The Empathy Of "S-Town" Doesn’t Extend To Black People, by Wesley Jenkins, Buzzfeed

“But sometimes, in trying to more fully reveal America and all the parts of it we don’t see or acknowledge, we occlude it further. So the white Southerners whom I, and so many black Americans, would face only with terror are met by our own white friends with open arms. It is not that those people, however racist, are not worthy of compassion. But when will that compassion be tempered with judgement that takes into account black suffering as if it is a real thing that happened and is still happening all over the nation? I fear that, when it comes to white Americans, North looks South and South looks North so they can both avoid looking at the rest of us.”

How Netflix’s Hot Girls Wanted Demeans the Women it Wants to Empower, by Josephine Livingstone, New Republic

“In their rush to “humanize” adult performers and explore the concept of “empowerment,” the producers enact precisely the kind of objectification and dehumanization that they aim to critique. Legal though it may be to show the face of somebody who signed a release and then said no, and legal though it may be to introduce an adult Periscope scene to a mainstream audience, the documentary displays a lack of interest in its subjects’ consent that should alarm viewers interested in journalistic ethics, women’s safety, or both.”

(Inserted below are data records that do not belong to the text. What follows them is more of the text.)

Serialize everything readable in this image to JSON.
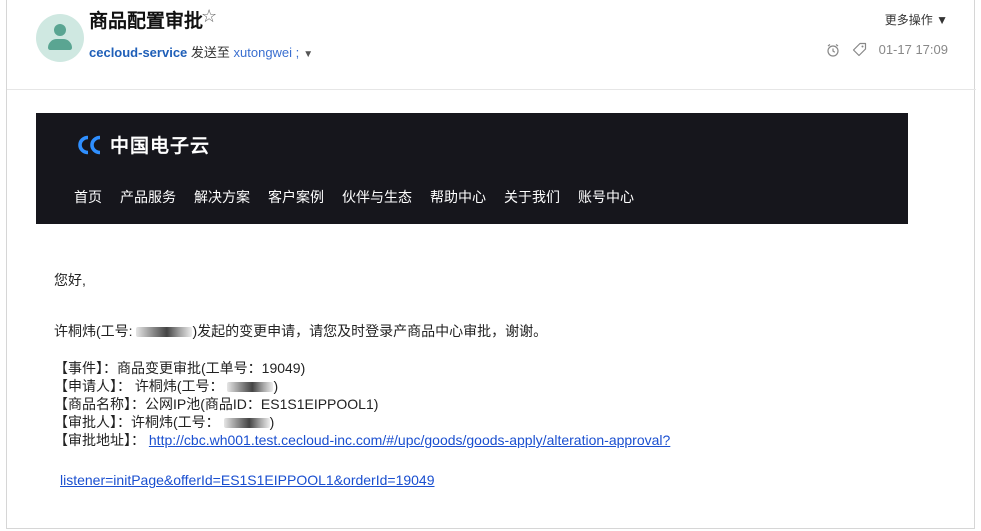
{
  "email": {
    "subject": "商品配置审批",
    "star_glyph": "☆",
    "sender": "cecloud-service",
    "sent_to": " 发送至 ",
    "recipient": "xutongwei",
    "recipient_sep": " ;",
    "caret": "▼",
    "more_actions": "更多操作 ▼",
    "datetime": "01-17 17:09"
  },
  "brand": {
    "name": "中国电子云",
    "nav": [
      "首页",
      "产品服务",
      "解决方案",
      "客户案例",
      "伙伴与生态",
      "帮助中心",
      "关于我们",
      "账号中心"
    ]
  },
  "body": {
    "greeting": "您好,",
    "intro_prefix": "许桐炜(工号:",
    "intro_suffix": ")发起的变更申请，请您及时登录产商品中心审批，谢谢。",
    "event": "【事件】：商品变更审批(工单号：19049)",
    "applicant_prefix": "【申请人】： 许桐炜(工号：",
    "applicant_suffix": ")",
    "product": "【商品名称】：公网IP池(商品ID：ES1S1EIPPOOL1)",
    "approver_prefix": "【审批人】：许桐炜(工号：",
    "approver_suffix": ")",
    "address_label": "【审批地址】：",
    "url_line1": "http://cbc.wh001.test.cecloud-inc.com/#/upc/goods/goods-apply/alteration-approval?",
    "url_line2": "listener=initPage&offerId=ES1S1EIPPOOL1&orderId=19049"
  },
  "colors": {
    "brand_bg": "#16161c",
    "logo_blue": "#2f8fff",
    "link": "#1a4fd0"
  }
}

Margaret Atwood Is Still Seeing the Future, by Alison Herman, The Ringer

“No work of art can choose its context. And in the nearly six months since the 2016 election, no series, movie, book, or podcast’s context has been altered more radically than The Handmaid’s Tale. Watching the show’s principals navigate that sudden shift has made for a fascinating press tour. More importantly, situating the show within our new reality makes for profoundly affecting TV. The Handmaid’s Tale didn’t ask for this moment. The show rises to it regardless.”

#Vanlife, the Bohemian Social-Media Movement, by Rachel Monroe, The New Yorker

“King and Smith have posted more than thirteen hundred photographs to their account. Scrolling through the feed in chronological order, you can see King, who shoots most of the photos, become better at composing and editing images, and at tailoring them to what the audience wants to see. In the early days, she took pictures of flowers and sunsets. “I’d never post something like that now,” she said, looking at a closeup of ripening blackberries, from four years ago. As I thumbed toward the top of the screen, I had the disconcerting sense of watching a life become a life-style brand.”

'Austin Powers' at 20: Mike Myers, Jay Roach, More Spill Secrets in Shagadelic Oral History, by Ryan Parker, The Hollywood Reporter

“It was difficult shooting at the giant underground facility where the missile is. We shot that in a power plant which we had been promised would be dormant because it was a back-up plant for Los Angeles. Then, on that weekend, there had been a brownout, and they had to kick that plant into action. The decibel level was so high, we were required to wear sound-blocking headphones. I directed everybody by screaming at them and using gestures. We would quickly take the headphones off the actors. It was such an unbelievable nightmare.”